Our family’s journey with diabetes began on a Friday afternoon in November 2008.
My husband & I were getting ready to take our son, who was just shy of 21 months old at the time, to the doctor. Our main concern was that he had been drinking excessively, which in turn had him completely wetting through diapers in very short periods of time. On top of that, he had also been quite irritable for months, and had been sleeping more frequently. The night before we took him into the doctor, he had a strange incident where he vomited after dinner and was very lethargic after doing so. He only vomited once and it did not appear to be a stomach illness or food related- there seemed to be no explanation. All of these symptoms were a slow progression; they did not pop up all at once overnight. However, by the time we decided to take him in, it had become quite obvious to both my husband and I that something just wasn’t right.
Before we left our house, I hopped onto WebMD and typed in his symptoms. One of the conditions that immediately came up was type 1 diabetes. My husband and I read a brief description of what diabetes entails (both of us had heard of diabetes before, but knew very little about the disease) and looked up at one another with grim faces. Even though our son was displaying textbook symptoms, according to this website, we didn’t really think there was any way that is what we were dealing with. There was no way our perfect little baby boy, who had never had an illness more severe than a cold, had type 1 diabetes.
We walked into the clinic doors, not knowing that the next time we walked out of them our lives would be forever changed. I was nervous for the appointment, but was also to the point where I was just desperate to get some answers and an explanation for what had been going on with our little boy, no matter what those answers might be.
We were called back to a room. We were asked a lot of questions by the nurse and we gave the synopsis of our concerns. The doctor came in and ordered a blood test and a urine sample. Even though the nurse and doctor were already probably suspecting diabetes, we were oblivious to that fact.
The urine sample was no easy task, as Carson was still in diapers at the time so we had to put one of those urine bags on him and hope that he went and that we could catch some urine before it spilled into his diaper. While we waited for that to happen they performed the blood test, which caused a full on toddler meltdown. Seeing him so upset from that had me quite rattled. Little did I know then, that was just the very beginning.
Looking back now, much of that visit is a little fuzzy for my memory. That is probably because there was a 30 second period of time during that visit that took center stage. A full 30 seconds where it felt like the earth had stopped spinning. I felt like I was one of those cartoons being sucked into a tornado, screaming for help but no one could hear me. Those 30 seconds is when our doctor came in and I could tell by his face that something was off. He asked if we were able to obtain the urine sample and we hadn’t yet and reported that. He said that was ok. My mind was going 900 miles a minute…why was that ok? It was ok, because he had already gotten all of the information he needed from the blood test results. Carson’s blood sugar was so high the clinic meters couldn’t even read it…our little boy had type 1 diabetes.
While clutching onto my little boy sitting in my lap, I immediately broke down, and probably asked very stupid questions as my body instantly went into a state of shock. What did this mean for him? Would he have it forever? Was it something surgery could fix? What do I need to do to help my little boy? Again, we knew very little about diabetes.
We were told that Carson would need to be monitored in the hospital for a few days in order to start treatment, and figure out what kind of insulin regimen would be needed for him. We left the clinic and contacted family members. Our families would probably tell you that our hysterical phone calls to them will forever be engrained in their memories.

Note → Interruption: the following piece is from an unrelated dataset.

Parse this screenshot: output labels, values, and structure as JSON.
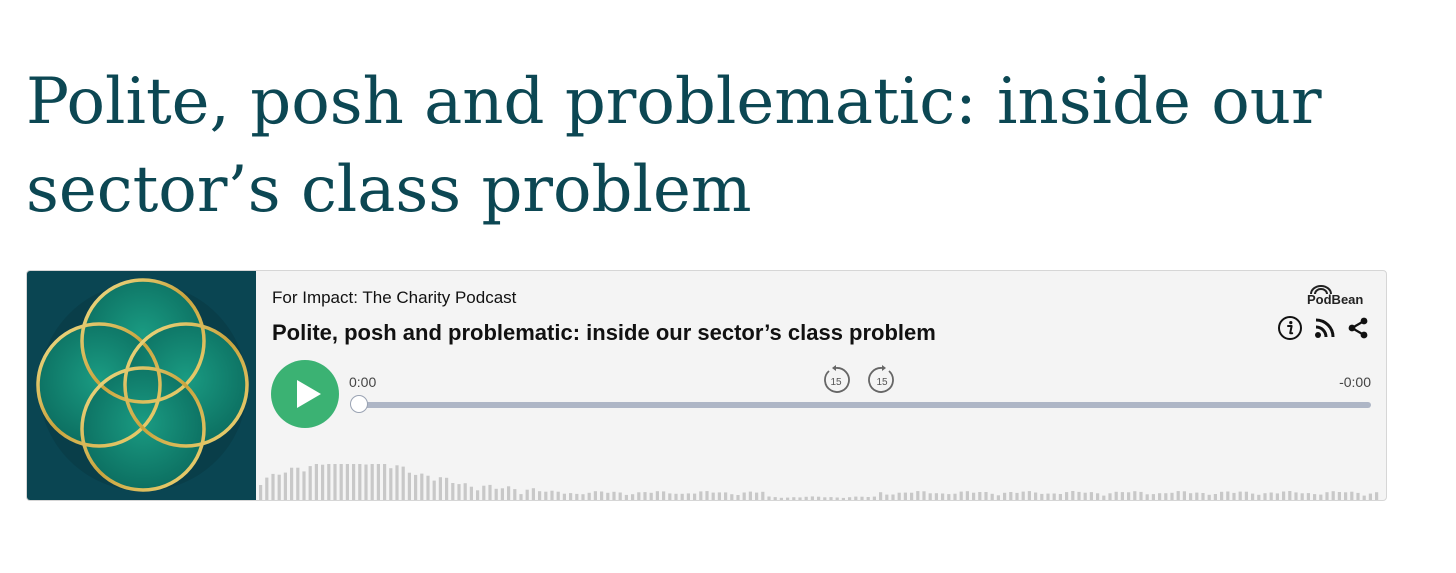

We ended up spending 3 nights in the hospital. During that time we learned a wealth of information about diabetes and everything we needed to know to care for Carson. We both learned how to give him his insulin injections (4 a day). Even all of these years later I can still say giving him that first injection was easily one of the hardest things I have ever had to do.
Once we became more educated about diabetes and the evolving technologies for treatment, we started earnestly looking into insulin pumps. We made an appointment with a new endocrinologist who was very much a “pro pump” user. By the end of February 2009, Carson was on an insulin pump. It was a complete answer to prayers and helped us gain more control over our toddler’s diabetes management.
This is just the story surrounding his diagnosis. There have been many highs and lows since then, both figuratively and literally, and I expect no less in the future. I read this quote once and I absolutely love it and find it to be especially fitting when reflecting on his diagnosis: “Remember…diabetes is a word, not a sentence.”